Menikah itu…Sesuatu!


Aku duduk di samping jendela kereta. Kacanya mengilap. Busa kursinya masih empuk tapi keras. Pertanda belum banyak pantat yang menggagahi. Bahkan plastik pembungkusnya pun masih belum dilepas. Aku termasuk orang yang nganyari kereta ekonomi AC Gajah Wong jurusan Lempuyangan-Senen. Meskipun ber-AC tapi tak terlalu terasa dinginnya. fasilitasnya tak jauh beda dengan ekonomi biasa. Hanya memang gerbong dan interiornya terlihat baru. Tapi mental penumpangnya masih sama. sama-sama suka tidur di bawah kolong kursi beralaskan koran kemarin.

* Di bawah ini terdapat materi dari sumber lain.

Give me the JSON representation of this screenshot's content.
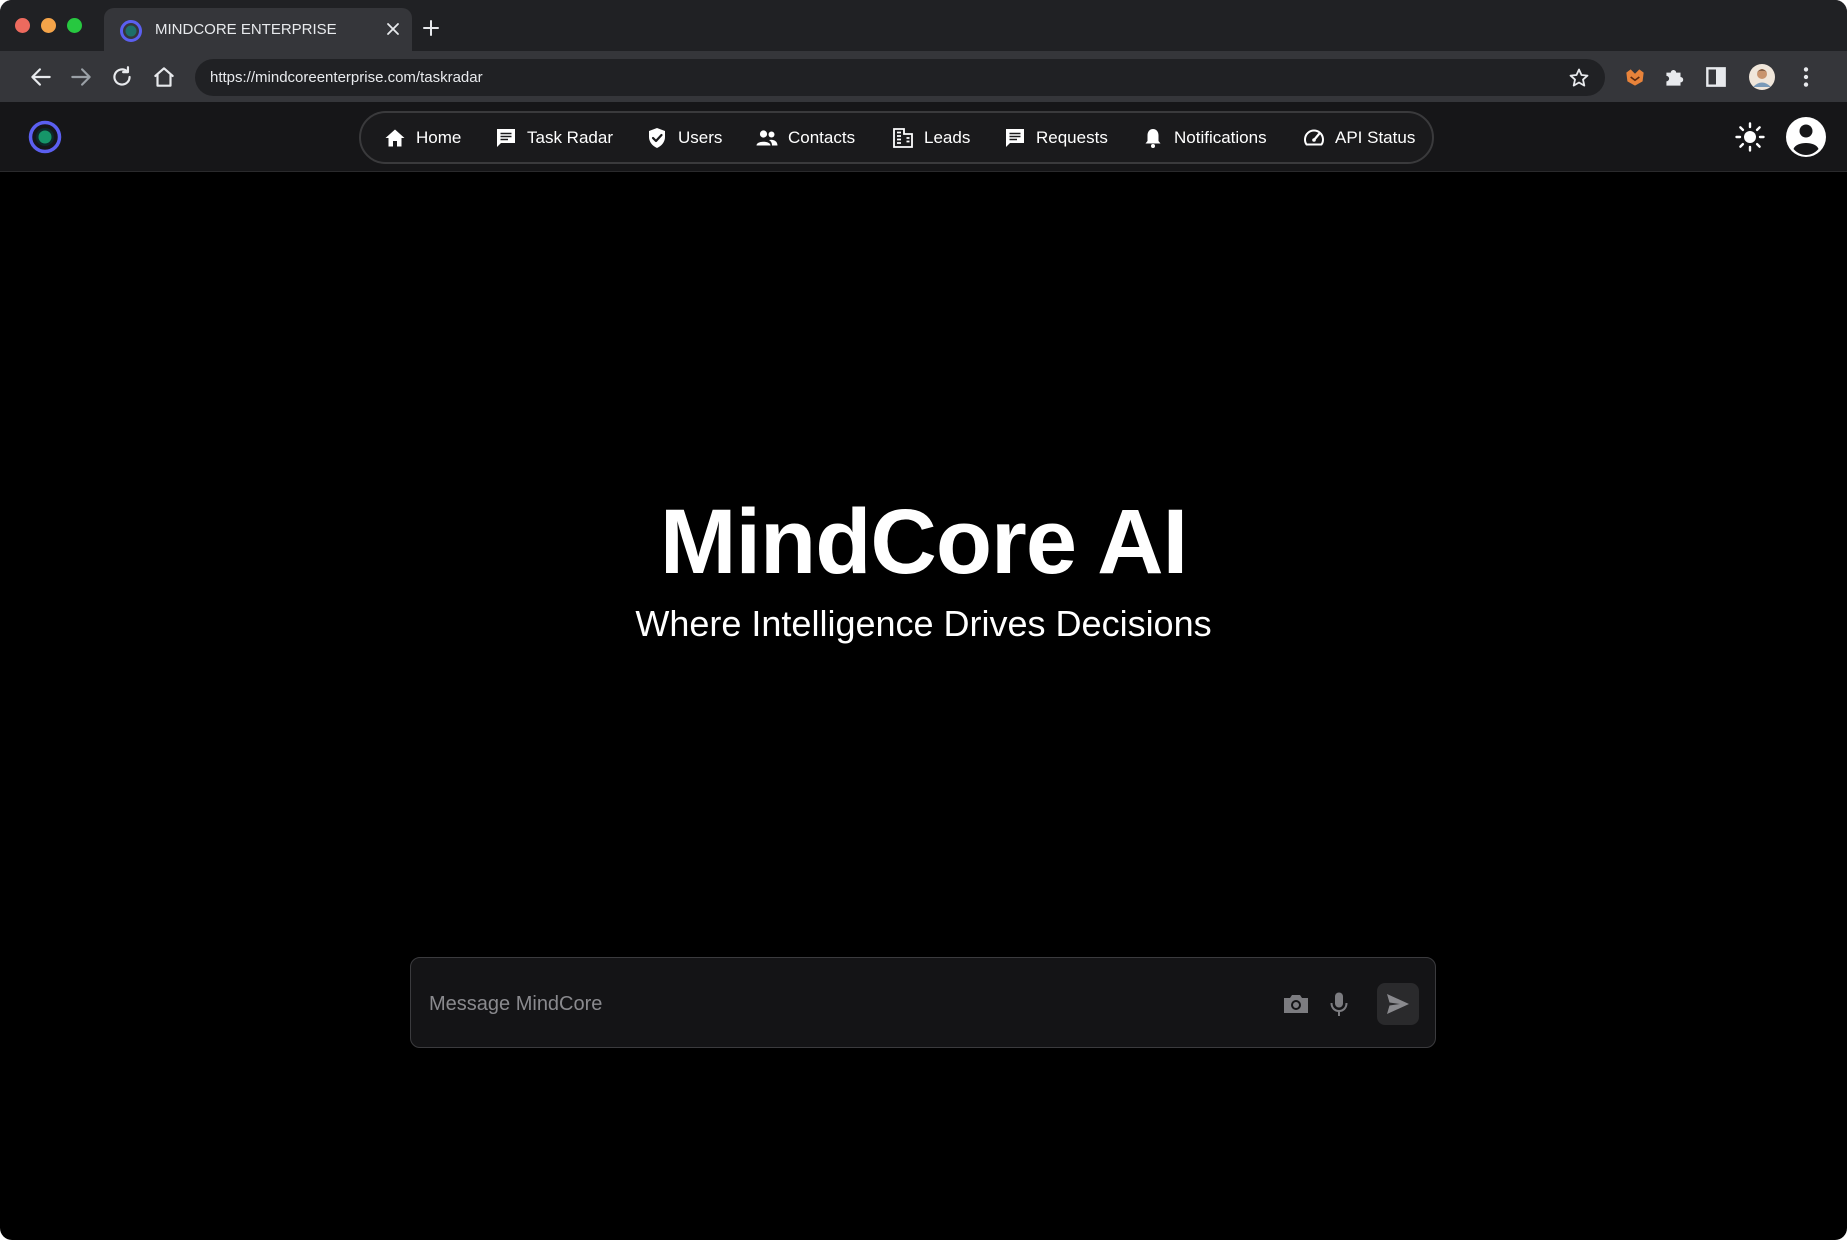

Aku menerawang melihat riuh pengunjung stasiun lempuyangan. Tak ku pedulikan penumpang yang saling berpamitan dengan pengantarnya. Aku di sini, sendiri. Aku merasa tak ada yang pas untuk aku pamiti di kota ini. ponselku meringkuk diam di saku kecil tas pinggang. Tak ada niat untuk mengusik ketenangannya. Sampai akhirnya ia bergetar. Rasanya seperti ada yang menggelitik pinggang.

Sebuah pesan masuk dari kawan lama, perempuan sebaya: “Mas… mengapa menikah dsebut ‘menggenapkan setengah agama’?”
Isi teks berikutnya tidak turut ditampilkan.